Unmittelbar nach Verhängung des Notstandsrechtes in Madrid, das am Freitagnachmittag um 15 Uhr in Kraft trat, richtete die Polizei an den Ausfallstraßen mit einem Großaufgebot Kontrollpunkte ein. Auch der internationale Flughafen und die großen Bahnhöfe wurden überwacht. „Was ist das Motiv Ihrer Reise?“, fragten die Beamten bei ihren Kontrollen. Wer keine triftigen Gründe angeben konnte, wurde wieder zurückgeschickt. Nur wer „unvermeidliche Motive“ anführen kann, darf das Madrider Corona-Sperrgebiet, in dem insgesamt knapp fünf Millionen Menschen leben, verlassen. Erlaubt ist zum Beispiel die Fahrt zum Arbeitsplatz oder zum Arzt. Aber nicht der Besuch von Familienangehörigen, Freunden oder die Fahrt ins Wochenendhäuschen.

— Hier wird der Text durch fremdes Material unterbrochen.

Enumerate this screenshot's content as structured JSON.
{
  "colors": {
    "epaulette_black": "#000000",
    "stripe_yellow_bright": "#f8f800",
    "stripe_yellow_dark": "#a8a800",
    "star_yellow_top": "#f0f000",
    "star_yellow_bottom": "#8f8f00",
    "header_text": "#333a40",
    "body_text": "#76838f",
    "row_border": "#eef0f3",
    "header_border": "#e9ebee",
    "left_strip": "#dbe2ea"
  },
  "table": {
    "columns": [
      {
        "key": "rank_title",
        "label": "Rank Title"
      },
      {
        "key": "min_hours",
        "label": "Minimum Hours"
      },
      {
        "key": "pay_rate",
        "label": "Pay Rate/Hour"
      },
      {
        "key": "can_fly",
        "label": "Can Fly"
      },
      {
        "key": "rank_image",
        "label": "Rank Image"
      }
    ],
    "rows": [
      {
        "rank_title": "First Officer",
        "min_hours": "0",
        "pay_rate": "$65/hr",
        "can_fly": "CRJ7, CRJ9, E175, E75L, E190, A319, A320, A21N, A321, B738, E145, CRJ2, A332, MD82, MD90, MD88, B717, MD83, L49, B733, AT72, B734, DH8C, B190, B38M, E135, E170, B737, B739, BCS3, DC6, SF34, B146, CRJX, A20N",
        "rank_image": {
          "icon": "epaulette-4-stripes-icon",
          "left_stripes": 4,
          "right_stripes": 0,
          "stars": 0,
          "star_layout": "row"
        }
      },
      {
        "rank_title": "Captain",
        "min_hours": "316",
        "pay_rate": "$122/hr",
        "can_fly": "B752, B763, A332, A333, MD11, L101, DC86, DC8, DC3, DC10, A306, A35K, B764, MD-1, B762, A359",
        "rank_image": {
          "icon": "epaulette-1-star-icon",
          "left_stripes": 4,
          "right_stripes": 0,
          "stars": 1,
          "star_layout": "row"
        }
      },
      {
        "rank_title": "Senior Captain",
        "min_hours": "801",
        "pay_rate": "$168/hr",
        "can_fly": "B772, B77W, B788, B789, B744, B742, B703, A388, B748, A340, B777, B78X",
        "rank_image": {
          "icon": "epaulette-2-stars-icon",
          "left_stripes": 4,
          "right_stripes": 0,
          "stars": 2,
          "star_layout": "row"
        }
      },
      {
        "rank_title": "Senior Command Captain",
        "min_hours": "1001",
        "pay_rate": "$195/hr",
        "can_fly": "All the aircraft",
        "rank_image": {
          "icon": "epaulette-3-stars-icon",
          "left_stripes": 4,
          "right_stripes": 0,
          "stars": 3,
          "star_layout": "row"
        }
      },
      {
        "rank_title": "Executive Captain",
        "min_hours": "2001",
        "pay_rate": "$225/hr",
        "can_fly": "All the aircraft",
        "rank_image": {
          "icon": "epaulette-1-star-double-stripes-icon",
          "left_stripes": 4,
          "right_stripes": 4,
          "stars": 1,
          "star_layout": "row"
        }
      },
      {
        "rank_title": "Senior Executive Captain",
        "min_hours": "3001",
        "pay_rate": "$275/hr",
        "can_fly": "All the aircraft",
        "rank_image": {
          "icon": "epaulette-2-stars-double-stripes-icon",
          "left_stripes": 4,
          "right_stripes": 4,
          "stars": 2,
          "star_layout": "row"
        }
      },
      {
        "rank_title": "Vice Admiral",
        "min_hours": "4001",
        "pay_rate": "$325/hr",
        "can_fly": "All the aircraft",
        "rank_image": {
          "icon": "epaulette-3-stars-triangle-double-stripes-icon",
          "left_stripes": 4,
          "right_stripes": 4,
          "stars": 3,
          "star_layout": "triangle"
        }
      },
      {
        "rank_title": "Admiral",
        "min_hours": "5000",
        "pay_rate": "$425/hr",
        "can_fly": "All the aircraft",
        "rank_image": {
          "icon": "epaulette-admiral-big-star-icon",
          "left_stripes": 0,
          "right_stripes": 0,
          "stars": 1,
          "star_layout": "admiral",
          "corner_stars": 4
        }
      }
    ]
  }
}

Regionalpräsidentin macht einen auf Trump

Mit dem Notstandsrecht übernimmt die spanische Staatsregierung zugleich das Kommando im Anti-Corona-Kampf in der Region Madrid. Deren erzkonservative Ministerpräsidentin Isabel Diaz Ayuso hatte sich in den letzten Wochen hartnäckig geweigert, die von Epidemiologen und der nationalen Regierung geforderten Mobilitätsbeschränkungen umzusetzen.

Der eigenwillige Kurs der Regionalpräsidentin Ayuso in dieser Pandemie erinnert zunehmend an die leichtfertige Corona-Politik von US-Präsident Donald Trump oder des brasilianischen Staatspräsidenten Jair Bolsonaro. „Man kann nicht 100 Prozent der Bürger einsperren, um das eine Prozent der Menschen, die sich infizieren, zu schützen“, meint Ayuso. Die Abriegelung der Hauptstadtregion treibe die Wirtschaft in den Ruin.

Ayusos Crash-Kurs sorgte sogar in ihrer eigenen Regionalregierung für Krach. In der Region regieren Ayusos konservative Volkspartei und die bürgerlich-liberale Bewegung Ciudadanos. Ayusos Vize, der regionale Ciudadanos-Chef Ignacio Aguado, hatte seine Chefin vergeblich aufgefordert, die Gesundheit der Menschen in den Vordergrund zu stellen und im Kräftemessen mit der spanischen Regierung nachzugeben.

„Die Regionalpräsidentin hat entschieden, nichts gegen Corona zu unternehmen“, begründete Spaniens Gesundheitsminister Salvador Illa am Freitagnachmittag die Ausrufung des Ausnahmezustandes in der Region Madrid. „Die Geduld hat ein Ende.“

Die Sieben-Tage-Inzidenz im Großraum Madrid betrug nach den letzten verfügbaren Angaben 230 Infektionen pro 100.000 Einwohner. In einigen lokalen Brennpunktvierteln werden sogar mehr als 500 Fälle pro 100.000 Bewohner registriert. Die Krankenhäuser und lokalen Gesundheitszentren der Stadt sind bereits derart mit Corona-Fällen überlastet, dass viele Patienten, die an anderen Krankheiten leiden, nicht behandelt oder operiert werden können.